Tout compte fait, il faudrait commencer par établir quel est le taux d’émissions de gaz à effet de serre avant la construction de l’usine de Botnia. Ainsi, on pourrait faire un bilan sérieux des émissions nettes qui résultent de son installation et de sa mise en fonctionnement. Si on le faisait, le résultat serait sans aucun doute que les émissions de gaz à effet de serre auront considérablement augmenté en Uruguay, précisément ce que la Convention sur le changement climatique essaie d’éviter.
Pourtant, dans ce scénario de fiction où la contamination devient un marché et les émissions de carbone deviennent des comptes courants, on perd tout à fait de vue que la vie ne fonctionne pas ainsi. En théorie, les émissions peuvent être considérées comme « nulles » et « compensées » par les eucalyptus en croissance mais, dans la pratique, elles sortiront tous les jours par la cheminée. Les effets de la pollution retomberont sur les écosystèmes et sur les personnes – les Uruguayens et les Argentins – proches de l’usine géante de Botnia, et celle-ci n’émettra pas seulement du dioxyde de carbone mais bien d’autres substances chimiques, comme les sulfures et même les dioxines, susceptibles d’affecter la santé des populations voisines.
En dépit de tout cela, ce mécanisme pervers couvre d’un vernis vert des projets, des activités et des développements dans les pays du tiers monde qui condamnent ces derniers à la dépendance, dans un ordre mondial injuste où l’inégalité se creuse de plus en plus, où les biens naturels sont exploités sans limites et où la pauvreté et l’exclusion comptent moins que les besoins du marché. Dans ce contexte, même le dérèglement climatique, qui est l’un des problèmes écologiques les plus graves de la planète, finit par donner naissance à une affaire de plus – le marché du carbone – dont Botnia entend profiter.
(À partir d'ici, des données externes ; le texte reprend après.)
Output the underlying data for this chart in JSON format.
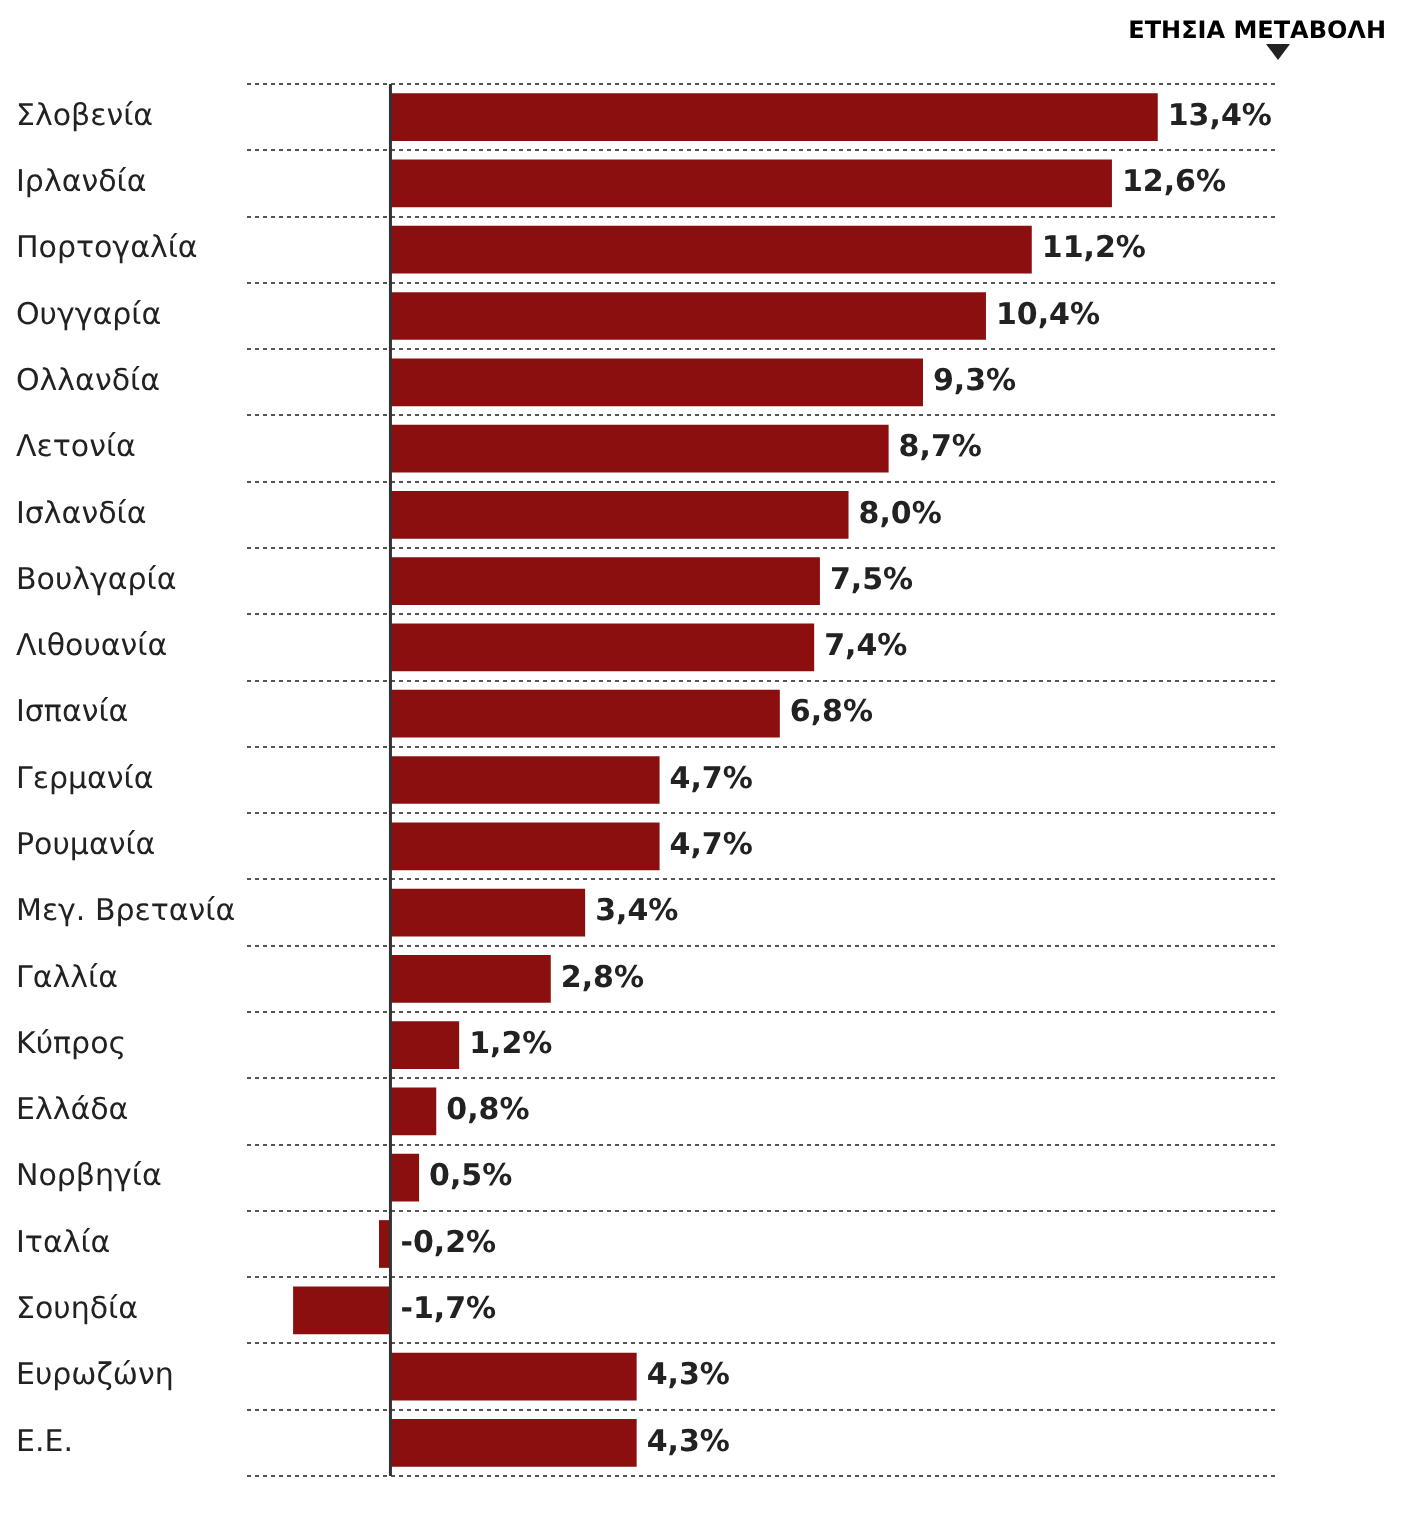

En Uruguay, le projet MDP de Botnia représente un pas de plus pour renforcer les intérêts qui cherchent à placer le pays, d’après l’écrivain uruguayen Eduardo Galeano, « dans la plus pure tradition coloniale : d’immenses plantations artificielles que l’on appelle forêts et qui se transforment en pâte à papier à travers un processus industriel qui déverse des déchets chimiques dans les fleuves et rend l’air irrespirable ».